Les Françaises à la fête en Pologne

Deux médailles d’or et deux d’argent : le bilan des Bleues à l’issue du tournoi de Gliwice, qui s’est déroulé du 5 au 12 septembre, est de bon augure.

« Le but était de préparer les championnats du monde qui auront lieu en fin d’année en travaillant avec le groupe qui est concerné par cette échéance », explique l’entraîneur national Stéphane Cottalorda. Pour autant, il ne s’agissait pas, à proprement parler, d’une reprise dans la mesure où la troupe avait déjà effectué, en août, un stage consacré aux séances physiques et un autre davantage dédié aux mises de gants. La compétition polonaise était donc une occasion, pour chacune, de se jauger et d’identifier les points d’amélioration. Et ce, même si le nombre de participantes en seniors était assez réduit avec, comme conséquence, une niveau général modérément relevé.

Dans ce contexte, les Tricolores ont fait mieux que tirer leur épingle du jeu. Rim Bennama (-50 kg), montée pour l’occasion en -50 kilos, s’est ainsi hissée sur la plus haute marche du podium. « Elle a fait deux bons matchs dans la lignée de ce qu’elle propose en compétition ces derniers temps. Même si là, l’adversité n’était pas de haute volée, elle a su répondre présent, se réjouit Stéphane Cottalorda. C’est très satisfaisant. Rim a des qualités techniques intéressantes, notamment un bras arrière explosif. On ne sait pas encore dans quelle catégorie elle s’alignera aux Mondiaux sachant que dans l’optique des JO de Paris, l’idée est plutôt d’y participer en -51 kg, ce qui impliquera d’effectuer un travail sur le plan musculaire, en particulier au niveau des appuis. » Et ce, sous la houlette du nouveau préparateur physique affecté au collectif féminin, Mathias Ricard.

Autre lauréate, Amina Zidani (-60 kg) qui poursuit son double projet alliant boxe olympique et boxe professionnelle. « Elle s’est positionnée afin d’être potentiellement sélectionnable pour les prochains JO. Dans cette optique, Amina a participé aux rassemblements estivaux. Là, elle a retrouvé ses sensations, ce qui est, bien sûr, positif », note l’entraîneur national.
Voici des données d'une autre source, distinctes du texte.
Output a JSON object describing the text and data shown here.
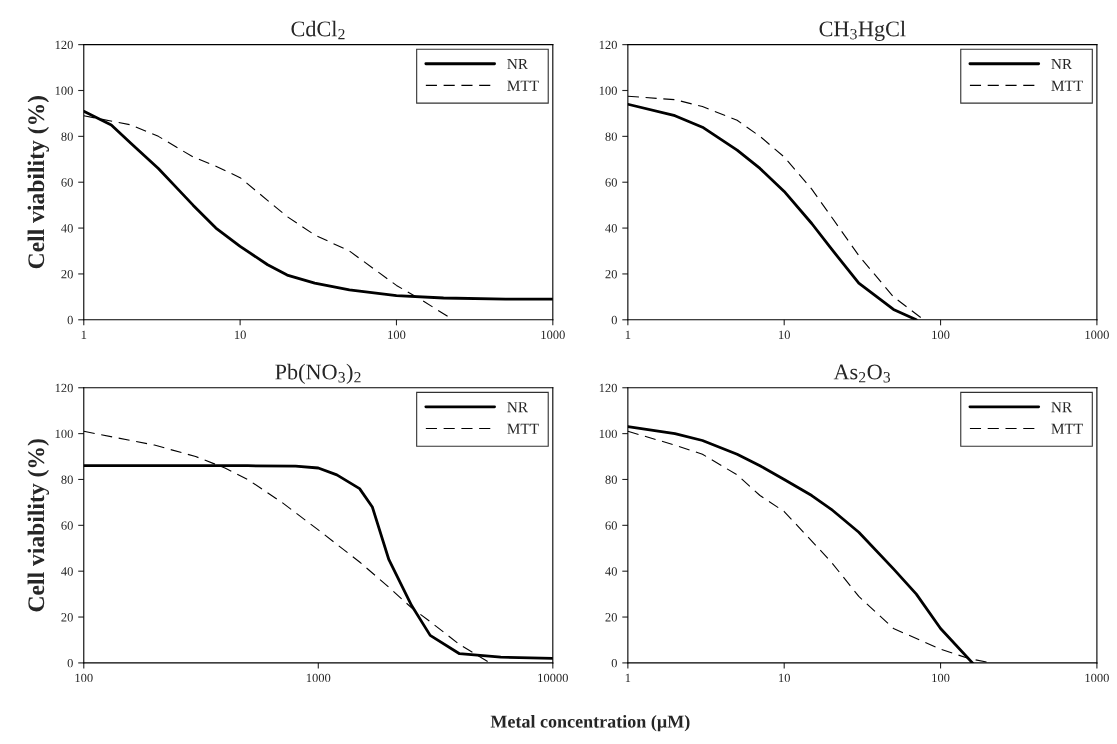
{
  "chart_data": [
    {
      "type": "line",
      "title": "CdCl$_{2}$",
      "ylabel": "Cell viability (%)",
      "log": "x",
      "xlim": [
        1,
        1000
      ],
      "xticks": [
        1,
        10,
        100,
        1000
      ],
      "ylim": [
        0,
        120
      ],
      "yticks": [
        0,
        20,
        40,
        60,
        80,
        100,
        120
      ],
      "legend": "top right",
      "grid": false,
      "series": [
        {
          "name": "NR",
          "color": "#000000",
          "line_style": "solid",
          "x": [
            1,
            1.5,
            2,
            3,
            4,
            5,
            7,
            10,
            15,
            20,
            30,
            50,
            100,
            200,
            500,
            1000
          ],
          "values": [
            91,
            85,
            77,
            66,
            57,
            50,
            40,
            32,
            24,
            19.5,
            16,
            13,
            10.5,
            9.5,
            9,
            9
          ]
        },
        {
          "name": "MTT",
          "color": "#000000",
          "line_style": "dashed",
          "x": [
            1,
            2,
            3,
            5,
            7,
            10,
            20,
            30,
            50,
            100,
            150,
            230
          ],
          "values": [
            89,
            85,
            80,
            71,
            67,
            62,
            45,
            37,
            30,
            15,
            8,
            0
          ]
        }
      ]
    },
    {
      "type": "line",
      "title": "CH$_{3}$HgCl",
      "log": "x",
      "xlim": [
        1,
        1000
      ],
      "xticks": [
        1,
        10,
        100,
        1000
      ],
      "ylim": [
        0,
        120
      ],
      "yticks": [
        0,
        20,
        40,
        60,
        80,
        100,
        120
      ],
      "legend": "top right",
      "grid": false,
      "series": [
        {
          "name": "NR",
          "color": "#000000",
          "line_style": "solid",
          "x": [
            1,
            2,
            3,
            5,
            7,
            10,
            15,
            20,
            30,
            50,
            70
          ],
          "values": [
            94,
            89,
            84,
            74,
            66,
            56,
            42,
            31,
            16,
            4.5,
            0
          ]
        },
        {
          "name": "MTT",
          "color": "#000000",
          "line_style": "dashed",
          "x": [
            1,
            2,
            3,
            5,
            7,
            10,
            15,
            20,
            30,
            50,
            78
          ],
          "values": [
            97.5,
            96,
            93,
            87,
            80,
            71,
            57,
            45,
            28,
            10,
            0
          ]
        }
      ]
    },
    {
      "type": "line",
      "title": "Pb(NO$_{3}$)$_{2}$",
      "ylabel": "Cell viability (%)",
      "xlabel": "Metal concentration (µM)",
      "log": "x",
      "xlim": [
        100,
        10000
      ],
      "xticks": [
        100,
        1000,
        10000
      ],
      "ylim": [
        0,
        120
      ],
      "yticks": [
        0,
        20,
        40,
        60,
        80,
        100,
        120
      ],
      "legend": "top right",
      "grid": false,
      "series": [
        {
          "name": "NR",
          "color": "#000000",
          "line_style": "solid",
          "x": [
            100,
            500,
            800,
            1000,
            1200,
            1500,
            1700,
            2000,
            2500,
            3000,
            4000,
            6000,
            10000
          ],
          "values": [
            86,
            86,
            85.8,
            85,
            82,
            76,
            68,
            45,
            25,
            12,
            4,
            2.5,
            2
          ]
        },
        {
          "name": "MTT",
          "color": "#000000",
          "line_style": "dashed",
          "x": [
            100,
            200,
            300,
            400,
            500,
            700,
            1000,
            1500,
            2000,
            2500,
            3000,
            4000,
            5400
          ],
          "values": [
            101,
            95,
            90,
            85,
            80,
            70,
            58,
            44,
            33,
            24,
            18,
            8,
            0
          ]
        }
      ]
    },
    {
      "type": "line",
      "title": "As$_{2}$O$_{3}$",
      "log": "x",
      "xlim": [
        1,
        1000
      ],
      "xticks": [
        1,
        10,
        100,
        1000
      ],
      "ylim": [
        0,
        120
      ],
      "yticks": [
        0,
        20,
        40,
        60,
        80,
        100,
        120
      ],
      "legend": "top right",
      "grid": false,
      "series": [
        {
          "name": "NR",
          "color": "#000000",
          "line_style": "solid",
          "x": [
            1,
            2,
            3,
            5,
            7,
            10,
            15,
            20,
            30,
            50,
            70,
            100,
            160
          ],
          "values": [
            103,
            100,
            97,
            91,
            86,
            80,
            73,
            67,
            57,
            41,
            30,
            15,
            0
          ]
        },
        {
          "name": "MTT",
          "color": "#000000",
          "line_style": "dashed",
          "x": [
            1,
            2,
            3,
            5,
            7,
            10,
            20,
            30,
            50,
            100,
            150,
            210
          ],
          "values": [
            101,
            95,
            91,
            82,
            73,
            66,
            44,
            29,
            15,
            6,
            2,
            0
          ]
        }
      ]
    }
  ]
}
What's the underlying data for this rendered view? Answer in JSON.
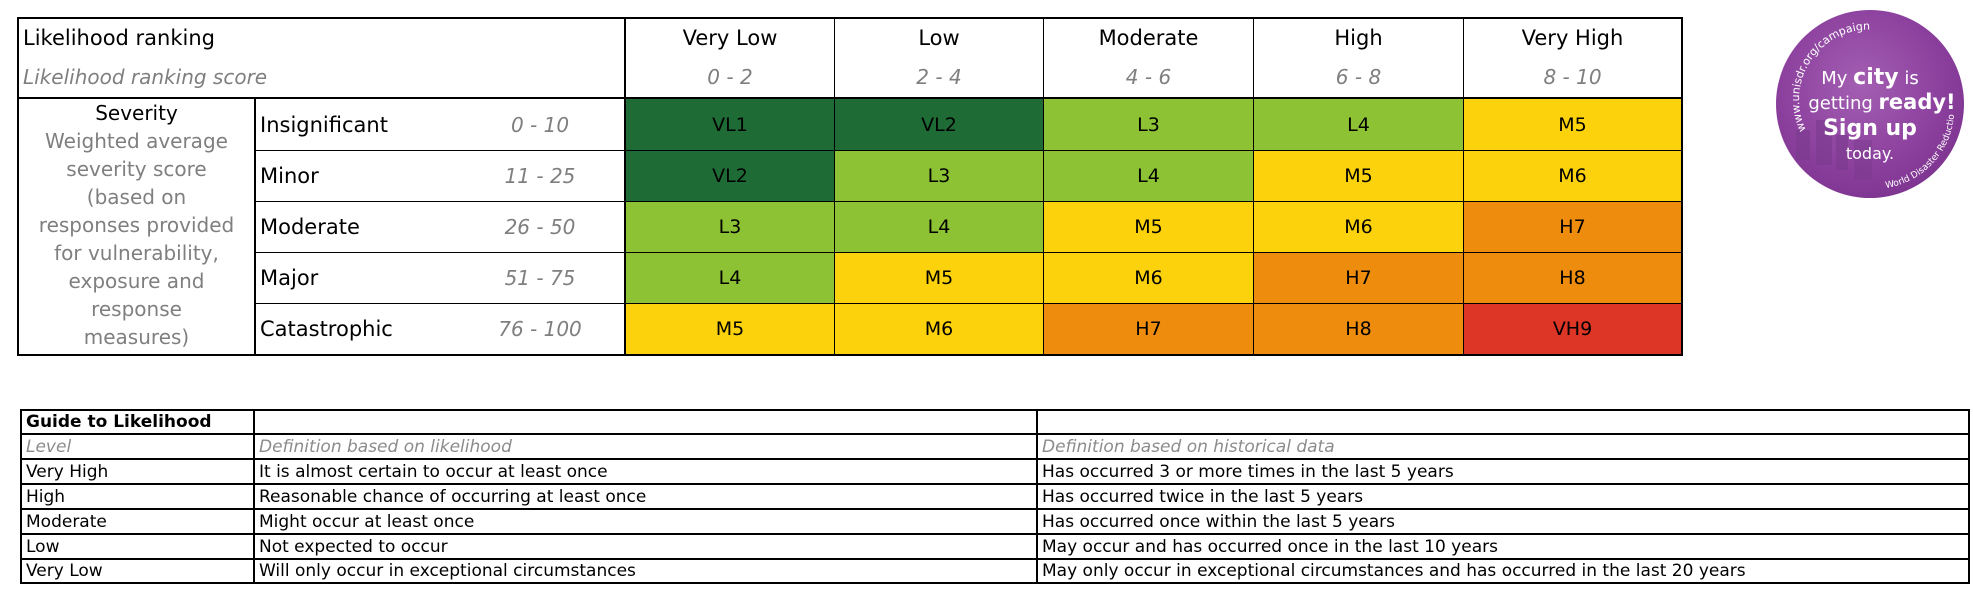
{
  "matrix": {
    "ranking_title": "Likelihood ranking",
    "ranking_subtitle": "Likelihood ranking score",
    "levels": [
      {
        "name": "Very Low",
        "range": "0 - 2"
      },
      {
        "name": "Low",
        "range": "2 - 4"
      },
      {
        "name": "Moderate",
        "range": "4 - 6"
      },
      {
        "name": "High",
        "range": "6 - 8"
      },
      {
        "name": "Very High",
        "range": "8 - 10"
      }
    ],
    "severity_title": "Severity",
    "severity_desc_lines": [
      "Weighted average",
      "severity score",
      "(based on",
      "responses provided",
      "for vulnerability,",
      "exposure and",
      "response",
      "measures)"
    ],
    "severities": [
      {
        "name": "Insignificant",
        "range": "0 - 10",
        "cells": [
          "VL1",
          "VL2",
          "L3",
          "L4",
          "M5"
        ]
      },
      {
        "name": "Minor",
        "range": "11 - 25",
        "cells": [
          "VL2",
          "L3",
          "L4",
          "M5",
          "M6"
        ]
      },
      {
        "name": "Moderate",
        "range": "26 - 50",
        "cells": [
          "L3",
          "L4",
          "M5",
          "M6",
          "H7"
        ]
      },
      {
        "name": "Major",
        "range": "51 - 75",
        "cells": [
          "L4",
          "M5",
          "M6",
          "H7",
          "H8"
        ]
      },
      {
        "name": "Catastrophic",
        "range": "76 - 100",
        "cells": [
          "M5",
          "M6",
          "H7",
          "H8",
          "VH9"
        ]
      }
    ],
    "colors": {
      "VL": "#1f6b35",
      "L": "#8cc234",
      "M": "#fcd20c",
      "H": "#ed8c0d",
      "VH": "#dd3526"
    }
  },
  "badge": {
    "url": "www.unisdr.org/campaign",
    "line1a": "My",
    "line1b": "city",
    "line1c": "is",
    "line2a": "getting",
    "line2b": "ready!",
    "line3": "Sign up",
    "line4": "today.",
    "footer": "World Disaster Reduction Campaign"
  },
  "guide": {
    "title": "Guide to Likelihood",
    "headers": [
      "Level",
      "Definition based on likelihood",
      "Definition based on historical data"
    ],
    "rows": [
      {
        "level": "Very High",
        "likelihood": "It is almost certain to occur at least once",
        "historical": "Has occurred 3 or more times in the last 5 years"
      },
      {
        "level": "High",
        "likelihood": "Reasonable chance of occurring at least once",
        "historical": "Has occurred twice in the last 5 years"
      },
      {
        "level": "Moderate",
        "likelihood": "Might occur at least once",
        "historical": "Has occurred once within the last 5 years"
      },
      {
        "level": "Low",
        "likelihood": "Not expected to occur",
        "historical": "May occur and has occurred once in the last 10 years"
      },
      {
        "level": "Very Low",
        "likelihood": "Will only occur in exceptional circumstances",
        "historical": "May only occur in exceptional circumstances and has occurred in the last 20 years"
      }
    ]
  }
}
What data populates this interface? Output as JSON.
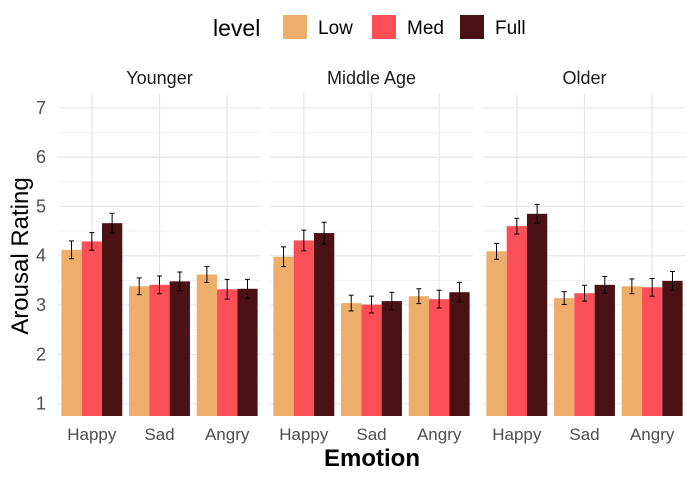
{
  "chart_data": {
    "type": "bar",
    "xlabel": "Emotion",
    "ylabel": "Arousal Rating",
    "legend": {
      "title": "level",
      "position": "top"
    },
    "levels": [
      "Low",
      "Med",
      "Full"
    ],
    "colors": {
      "Low": "#EDAE6B",
      "Med": "#FB4F57",
      "Full": "#4A1215"
    },
    "categories": [
      "Happy",
      "Sad",
      "Angry"
    ],
    "ylim": [
      0.75,
      7.3
    ],
    "yticks": [
      1,
      2,
      3,
      4,
      5,
      6,
      7
    ],
    "grid": true,
    "facets": [
      {
        "label": "Younger",
        "series": [
          {
            "name": "Low",
            "values": [
              4.12,
              3.38,
              3.62
            ],
            "errors": [
              0.18,
              0.17,
              0.16
            ]
          },
          {
            "name": "Med",
            "values": [
              4.29,
              3.41,
              3.32
            ],
            "errors": [
              0.18,
              0.18,
              0.2
            ]
          },
          {
            "name": "Full",
            "values": [
              4.66,
              3.48,
              3.33
            ],
            "errors": [
              0.2,
              0.19,
              0.19
            ]
          }
        ]
      },
      {
        "label": "Middle Age",
        "series": [
          {
            "name": "Low",
            "values": [
              3.98,
              3.04,
              3.18
            ],
            "errors": [
              0.2,
              0.16,
              0.15
            ]
          },
          {
            "name": "Med",
            "values": [
              4.31,
              3.01,
              3.12
            ],
            "errors": [
              0.21,
              0.17,
              0.18
            ]
          },
          {
            "name": "Full",
            "values": [
              4.46,
              3.08,
              3.26
            ],
            "errors": [
              0.22,
              0.18,
              0.2
            ]
          }
        ]
      },
      {
        "label": "Older",
        "series": [
          {
            "name": "Low",
            "values": [
              4.09,
              3.14,
              3.38
            ],
            "errors": [
              0.16,
              0.13,
              0.15
            ]
          },
          {
            "name": "Med",
            "values": [
              4.6,
              3.24,
              3.36
            ],
            "errors": [
              0.16,
              0.16,
              0.18
            ]
          },
          {
            "name": "Full",
            "values": [
              4.85,
              3.41,
              3.49
            ],
            "errors": [
              0.19,
              0.17,
              0.19
            ]
          }
        ]
      }
    ]
  }
}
Davina Michel « sur la bonne voie »

L’équipe de France peut également s’enorgueillir de deux finalistes. Romane Moulais (-52 kg) a en effet échoué lors de l’ultime combat contre la Polonaise Wiktoria Rogalinska. « C’est un petite déception car elle s’est inclinée face une fille à sa portée qu’elle avait d’ailleurs dominée en quart de finale des derniers championnats d’Europe espoirs, regrette Stéphane Cottalorda. Il faut dire que Romane sortait d’une angine qui a sûrement contrarié la gestion de son poids. C’est un léger coup d’arrêt qui ne retire rien à ses qualités. A elle d’améliorer divers éléments qui n’ont pas été optimaux lors de ce tournoi comme le cadrage, les approches et la lucidité. C’est le genre match qu’elle doit être capable de gagner même quand elle est un peu moins bien. »

Davina Michel a également effectué une belle rentrée bien que battue en finale par la locale Martyna Jancelewicz. « Ella a digéré la déception de sa non-qualification pour les Jeux de Tokyo, analyse Stéphane Cottalorda. Là, nous avons choisi de la faire boxer dans la catégorie supérieure (-81 kg) à celle qui est habituellement la sienne. Nous retenons du positif de son parcours. Elle a fait montre d’envie et d’implication même s’il lui a manqué du cardio afin d’utiliser son allonge et de mieux se déplacer devant une adversaire un peu plus puissante qu’elle. Mais, techniquement, Davina a réalisé des choses intéressantes et a amélioré son langage corporel quand elle est fatiguée pour moins montrer aux juges qu’elle est en souffrance. Elle s’entraîne davantage pour être performante. Elle est sur la bonne voie. »

Enfin, Fatia Benmessahel (-63 kg) a cédé d’entrée devant la Croate Sara Cros. « Elle est tombée sur un gros morceau et un profil d’adversaire qui correspond à tout ce que Fatia n’aime pas, en l’occurrence une gauchère mobile, explique Stéphane Cottalorda. Le résultat brut est certes une défaite mais en ce qui concerne le rendu sur le ring, l’attitude et les progrès constatés, cela va plutôt dans le bon sens même si la route est longue. » Pour la Francilienne comme pour ses comparses.